Mesmo com a limpeza recorrente, a Tembici recomenda que os usuários também apliquem álcool em gel 70% nas mãos antes e depois de utilizar as bicicletas, além de fazer uso da máscara de proteção.
Cicloentregas em tempos de pandemia
Como uma forma de controlar a pandemia do novo coronavírus, nos mês de março, o governo de Pernambuco decretou o fechamento do comércio, restaurantes e outras atividades do setor econômico do Estado. Com isso, os estabelecimentos começaram a trabalhar apenas com o delivery, o que fez com que as pessoas que trabalham com entregas fossem as poucas que transitaram pelas ruas, enquanto grande parte da população permanecia dentro de sua residência.
“Foi um período muito difícil, as ruas ficaram com poucas pessoas. Então, além do risco de ser contaminado pelo vírus, nós, entregadores, também enfrentamos o medo de sermos assaltados”, desabafou o cicloentregador Marcelo Lira, 31, morador do bairro de Casa Amarela, na Zona Norte do Recife.
Atualmente Pernambuco já passou por uma reabertura econômica, mas entre os dias 16 e 31 de maio, cidades do Grande do Recife, como a capital pernambucana, Jaboatão dos Guararapes, Olinda, Camaragibe e São Lourenço da Mata passaram por um lockdown. Durante esse período, a população foi proibida de transitar pelas ruas, sem necessidade, e houve um rodízio de veículos, que não incluiu, porém, os profissionais que fazem serviço de delivery.
Apesar da retomada das atividades, os perigos da pandemia ainda existem, já que ainda não há uma vacina que possa imunizar as pessoas contra a covid-19. Diante disto, a Associação Metropolitana de Ciclistas do Recife (Ameciclo) resolveu criar um projeto para ajudar os profissionais que utilizam bicicletas para fazer entregas, o CicloIntegrar, que foi uma ação realizada no fim de julho.
“A iniciativa consistiu em fazer uma revisão completa nas bicicletas de 40 cicloentregadores, além de realizar a distribuição de kits de assistência básica, que eram compostos por cinco máscaras, álcool líquido e em gel, borrifador e flanelas”, explicou Vanessa Santana, que é coordenadora da Ameciclo.
As pessoas que receberam a ajuda da Associação foram os entregadores do grupo D’Lira, que é formado por Marcelo e mais 39 profissionais.

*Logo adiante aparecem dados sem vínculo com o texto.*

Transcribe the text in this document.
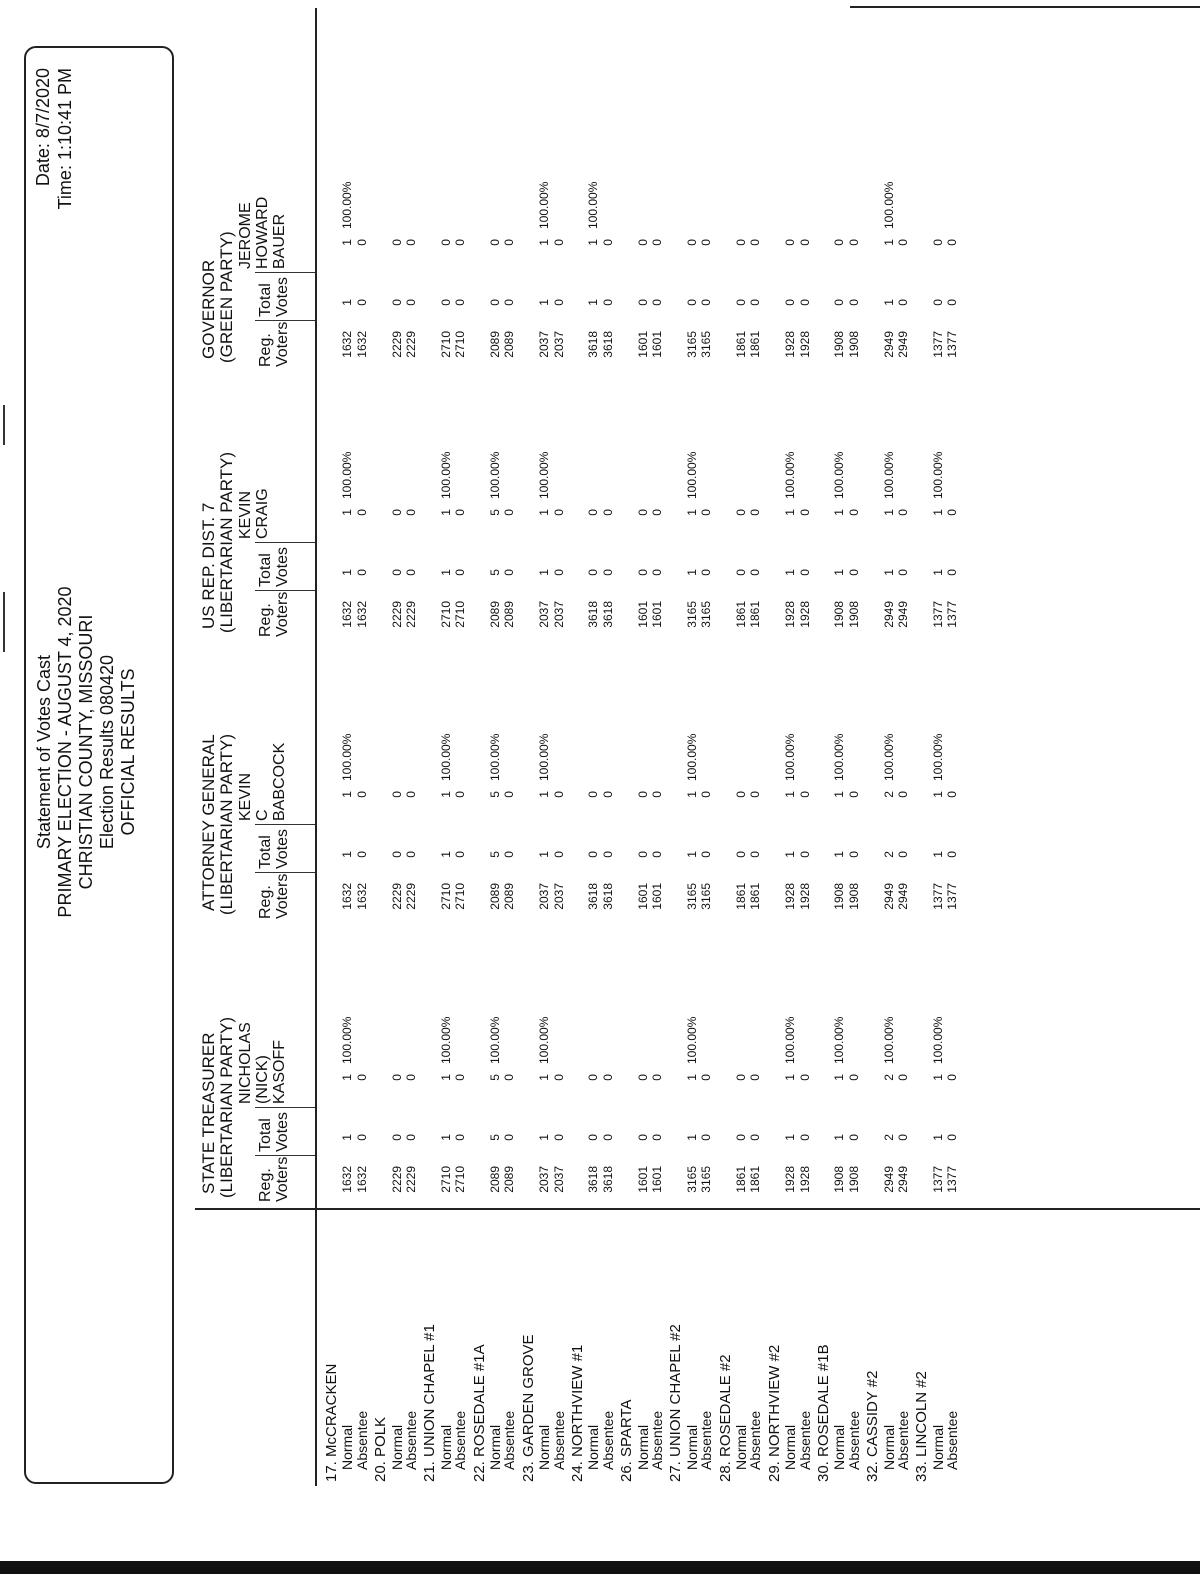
Statement of Votes Cast PRIMARY ELECTION - AUGUST 4, 2020 CHRISTIAN COUNTY, MISSOURI Election Results 080420 OFFICIAL RESULTS
Date: 8/7/2020 Time: 1:10:41 PM
STATE TREASURER (LIBERTARIAN PARTY) Reg. Voters
Total Votes
NICHOLAS (NICK) KASOFF
ATTORNEY GENERAL (LIBERTARIAN PARTY) Reg. Voters
Total Votes
KEVIN C BABCOCK
US REP. DIST. 7 (LIBERTARIAN PARTY) Reg. Voters
Total Votes
KEVIN CRAIG
GOVERNOR (GREEN PARTY) Reg. Voters
Total Votes
JEROME HOWARD BAUER
17. McCRACKEN Normal
1632
1
1
100.00%
1632
1
1
100.00%
1632
1
1
100.00%
1632
1
1
100.00%
Absentee
1632
0
0
1632
0
0
1632
0
0
1632
0
0
20. POLK Normal
2229
0
0
2229
0
0
2229
0
0
2229
0
0
Absentee
2229
0
0
2229
0
0
2229
0
0
2229
0
0
21. UNION CHAPEL #1 Normal
2710
1
1
100.00%
2710
1
1
100.00%
2710
1
1
100.00%
2710
0
0
Absentee
2710
0
0
2710
0
0
2710
0
0
2710
0
0
22. ROSEDALE #1A Normal
2089
5
5
100.00%
2089
5
5
100.00%
2089
5
5
100.00%
2089
0
0
Absentee
2089
0
0
2089
0
0
2089
0
0
2089
0
0
23. GARDEN GROVE Normal
2037
1
1
100.00%
2037
1
1
100.00%
2037
1
1
100.00%
2037
1
1
100.00%
Absentee
2037
0
0
2037
0
0
2037
0
0
2037
0
0
24. NORTHVIEW #1 Normal
3618
0
0
3618
0
0
3618
0
0
3618
1
1
100.00%
Absentee
3618
0
0
3618
0
0
3618
0
0
3618
0
0
26. SPARTA Normal
1601
0
0
1601
0
0
1601
0
0
1601
0
0
Absentee
1601
0
0
1601
0
0
1601
0
0
1601
0
0
27. UNION CHAPEL #2 Normal
3165
1
1
100.00%
3165
1
1
100.00%
3165
1
1
100.00%
3165
0
0
Absentee
3165
0
0
3165
0
0
3165
0
0
3165
0
0
28. ROSEDALE #2 Normal
1861
0
0
1861
0
0
1861
0
0
1861
0
0
Absentee
1861
0
0
1861
0
0
1861
0
0
1861
0
0
29. NORTHVIEW #2 Normal
1928
1
1
100.00%
1928
1
1
100.00%
1928
1
1
100.00%
1928
0
0
Absentee
1928
0
0
1928
0
0
1928
0
0
1928
0
0
30. ROSEDALE #1B Normal
1908
1
1
100.00%
1908
1
1
100.00%
1908
1
1
100.00%
1908
0
0
Absentee
1908
0
0
1908
0
0
1908
0
0
1908
0
0
32. CASSIDY #2 Normal
2949
2
2
100.00%
2949
2
2
100.00%
2949
1
1
100.00%
2949
1
1
100.00%
Absentee
2949
0
0
2949
0
0
2949
0
0
2949
0
0
33. LINCOLN #2 Normal
1377
1
1
100.00%
1377
1
1
100.00%
1377
1
1
100.00%
1377
0
0
Absentee
1377
0
0
1377
0
0
1377
0
0
1377
0
0
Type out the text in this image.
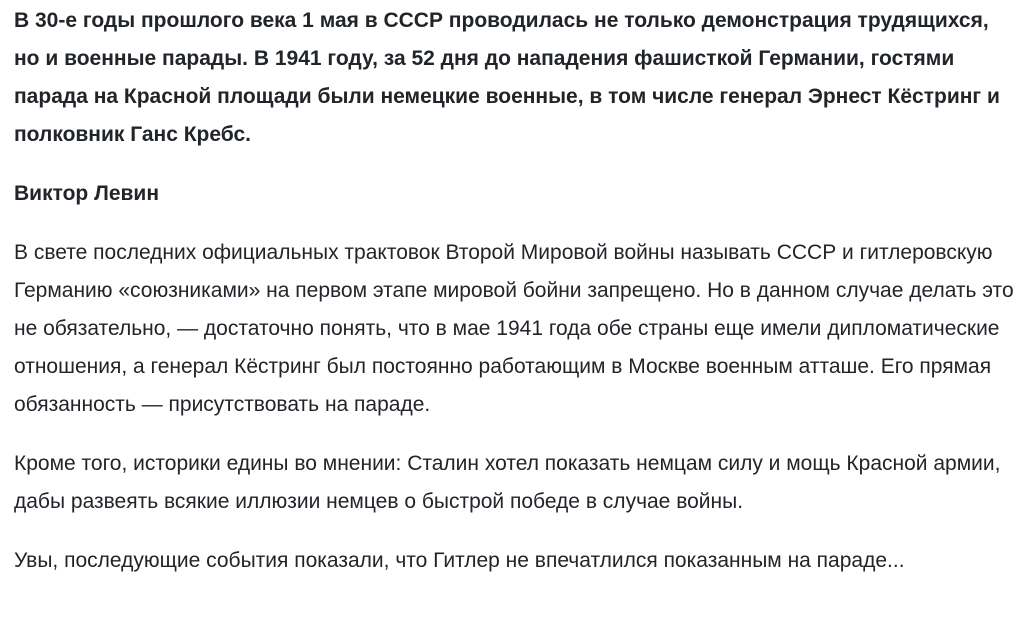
В 30-е годы прошлого века 1 мая в СССР проводилась не только демонстрация трудящихся, но и военные парады. В 1941 году, за 52 дня до нападения фашисткой Германии, гостями парада на Красной площади были немецкие военные, в том числе генерал Эрнест Кёстринг и полковник Ганс Кребс.

Виктор Левин

В свете последних официальных трактовок Второй Мировой войны называть СССР и гитлеровскую Германию «союзниками» на первом этапе мировой бойни запрещено. Но в данном случае делать это не обязательно, — достаточно понять, что в мае 1941 года обе страны еще имели дипломатические отношения, а генерал Кёстринг был постоянно работающим в Москве военным атташе. Его прямая обязанность — присутствовать на параде.

Кроме того, историки едины во мнении: Сталин хотел показать немцам силу и мощь Красной армии, дабы развеять всякие иллюзии немцев о быстрой победе в случае войны.

Увы, последующие события показали, что Гитлер не впечатлился показанным на параде...
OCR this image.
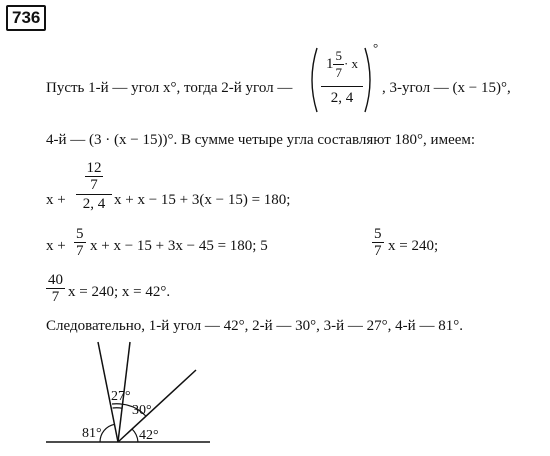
736
Пусть 1-й — угол x°, тогда 2-й угол —
$1 \frac{5}{7} \cdot x$
2, 4
°
, 3-угол — (x − 15)°,
4-й — (3 · (x − 15))°. В сумме четыре угла составляют 180°, имеем:
x +
12
7
2, 4 x + x − 15 + 3(x − 15) = 180;
$x + \frac{5}{7}$ x + x − 15 + 3x − 45 = 180; 5	$\frac{5}{7}$ x = 240;
$\frac{40}{7}$ x = 240; x = 42°.
Следовательно, 1-й угол — 42°, 2-й — 30°, 3-й — 27°, 4-й — 81°.
81°
27°
30°
42°
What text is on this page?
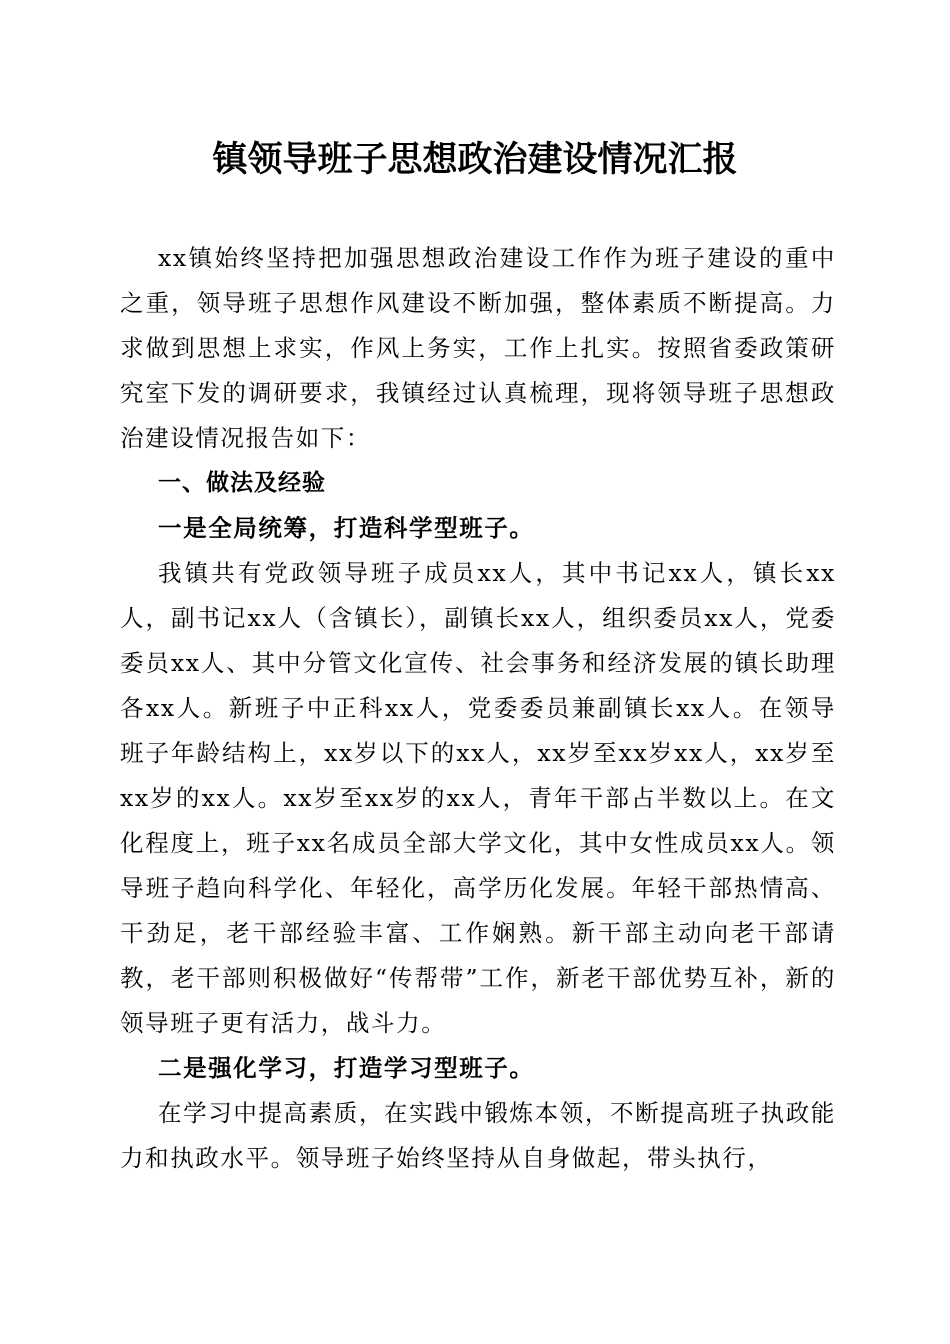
镇领导班子思想政治建设情况汇报

xx镇始终坚持把加强思想政治建设工作作为班子建设的重中之重，领导班子思想作风建设不断加强，整体素质不断提高。力求做到思想上求实，作风上务实，工作上扎实。按照省委政策研究室下发的调研要求，我镇经过认真梳理，现将领导班子思想政治建设情况报告如下：

一、做法及经验

一是全局统筹，打造科学型班子。

我镇共有党政领导班子成员xx人，其中书记xx人，镇长xx人，副书记xx人（含镇长），副镇长xx人，组织委员xx人，党委委员xx人、其中分管文化宣传、社会事务和经济发展的镇长助理各xx人。新班子中正科xx人，党委委员兼副镇长xx人。在领导班子年龄结构上，xx岁以下的xx人，xx岁至xx岁xx人，xx岁至xx岁的xx人。xx岁至xx岁的xx人，青年干部占半数以上。在文化程度上，班子xx名成员全部大学文化，其中女性成员xx人。领导班子趋向科学化、年轻化，高学历化发展。年轻干部热情高、干劲足，老干部经验丰富、工作娴熟。新干部主动向老干部请教，老干部则积极做好“传帮带”工作，新老干部优势互补，新的领导班子更有活力，战斗力。

二是强化学习，打造学习型班子。

在学习中提高素质，在实践中锻炼本领，不断提高班子执政能力和执政水平。领导班子始终坚持从自身做起，带头执行，
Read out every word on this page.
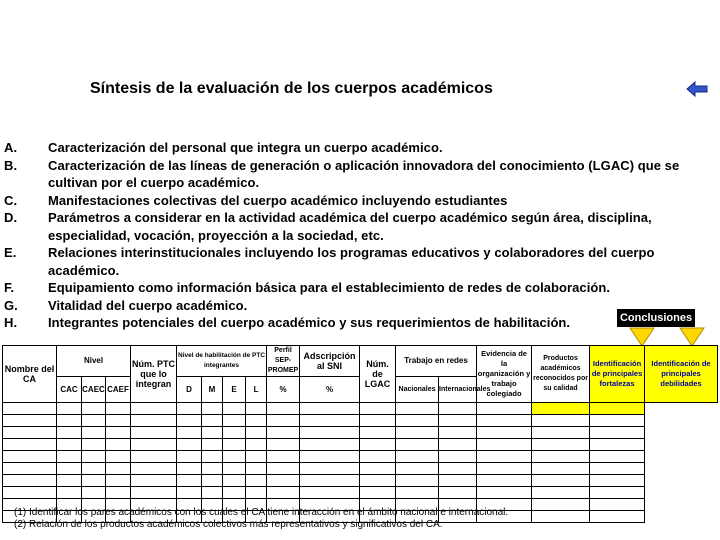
Síntesis de la evaluación de los cuerpos académicos
A.	Caracterización del personal que integra un cuerpo académico.
B.	Caracterización de las líneas de generación o aplicación innovadora del conocimiento (LGAC) que se cultivan por el cuerpo académico.
C.	Manifestaciones colectivas del cuerpo académico incluyendo estudiantes
D.	Parámetros a considerar en la actividad académica del cuerpo académico según área, disciplina, especialidad, vocación, proyección a la sociedad, etc.
E.	Relaciones interinstitucionales incluyendo los programas educativos y colaboradores del cuerpo académico.
F.	Equipamiento como información básica para el establecimiento de redes de colaboración.
G.	Vitalidad del cuerpo académico.
H.	Integrantes potenciales del cuerpo académico y sus requerimientos de habilitación.	Conclusiones
Nombre del CA	Nivel			Núm. PTC que lo integran	Nivel de habilitación de PTC integrantes				Perfil SEP-PROMEP	Adscripción al SNI	Núm. de LGAC	Trabajo en redes		Evidencia de la organización y trabajo colegiado	Productos académicos reconocidos por su calidad	Identificación de principales fortalezas	Identificación de principales debilidades
	CAC	CAEC	CAEF		D	M	E	L	%	%		Nacionales	Internacionales				

(1) Identificar los pares académicos con los cuales el CA tiene interacción en el ámbito nacional e internacional.
(2) Relación de los productos académicos colectivos más representativos y significativos del CA.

Eles oferecem serviços de entrega, utilizando a bicicleta como meio de transporte, para algumas empresas. “Foi muito gratificante receber a ajuda, porque muitos dos entregadores precisavam de máscaras de proteção e não tinham como fazer a revisão das bicicletas, o que ajudou na segurança”, disse Marcelo.
Além do projeto CicloIntegrar, a Ameciclo também elaborou um estudo que afirma que as bicicletas e ciclovias são as melhores soluções para tempos de covid-19. “A bicicleta é o veículo mais seguro, sustentável e democrático que existe. O transporte público é sucateado, superlotados”, falou a coordenadora.
O distanciamento de dois metros entre as pessoas é uma das medidas indicadas por especialistas para ajudar no combate ao novo coronavírus.
Outros cuidados indicados pela epidemiologista
A médica Ana Brito afirmou que passeios ciclísticos coletivos não devem ser praticados devido à aglomeração de pessoas. “Mesmo que haja um distanciamento de dois metros, durante o movimento a chance de dispersão de gotículas nasais atingem uma distância maior”, explicou.
Caso o ciclista queira pedalar acompanhado de uma pessoa que mora na mesma residência, a médica afirmou que não tem problema, já que ela faz parte de seu convívio.
Ela também atentou para que o ciclista utilize sempre a máscara de proteção e procure transitar por lugares com um baixo número de pessoas. “O vírus segue o caminho das pessoas, não tem vírus sem ter gente”, concluiu a epidemiologista.